CARRIE White (Chloe Grace Moretz) is a shrinking violet, who has been sheltered from the harsh realities of the world by her religiously zealous mother, Margaret (Julianne Moore).
One afternoon after swimming class, Carrie gets her first period and classmates including Sue Snell (Gabriella Wilde) and Chris Hargensen (Portia Doubleday) cruelly turn on Carrie in the shower, recording the young woman's distress on their smartphones.
While Sue subsequently feels pangs of guilt for her actions, Chris is unrepentant and is expelled by sympathetic gym teacher Miss Desjardin (Judy Greer).
The uncaring vixen then plots spectacular revenge on Carrie with the help of bad boy beau, Billy Nolan (Alex Russell). Meanwhile, Sue plans to atone for her sins by foregoing the forthcoming prom so that her boyfriend, Tommy Ross (Ansel Elgort), can take Carrie instead. Distinguished by committed performances from Moretz and Moore, Carrie is a lacklustre remake that resembles its predecessor too closely to justify an exhumation more than 25 years after Brian De Palma's gripping entry.

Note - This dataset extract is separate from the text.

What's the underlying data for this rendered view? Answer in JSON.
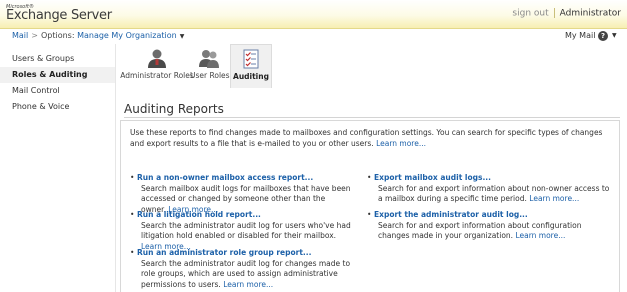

Pacing is sluggish and the climactic bloodbath fails to quicken the pulse. Working within the confines of Lawrence D Cohen and Roberto Aguirre-Sacasa's script, which slavishly follows Stephen King's text, awardwinning feminist director Kimberly Peirce is powerless to embellish the narrative with her own insights or brio.
All that distinguishes the two incarnations is the inclusion of video sharing as a means of bullying the titular character and a miasma of digital effects in the pivotal prom night sequence.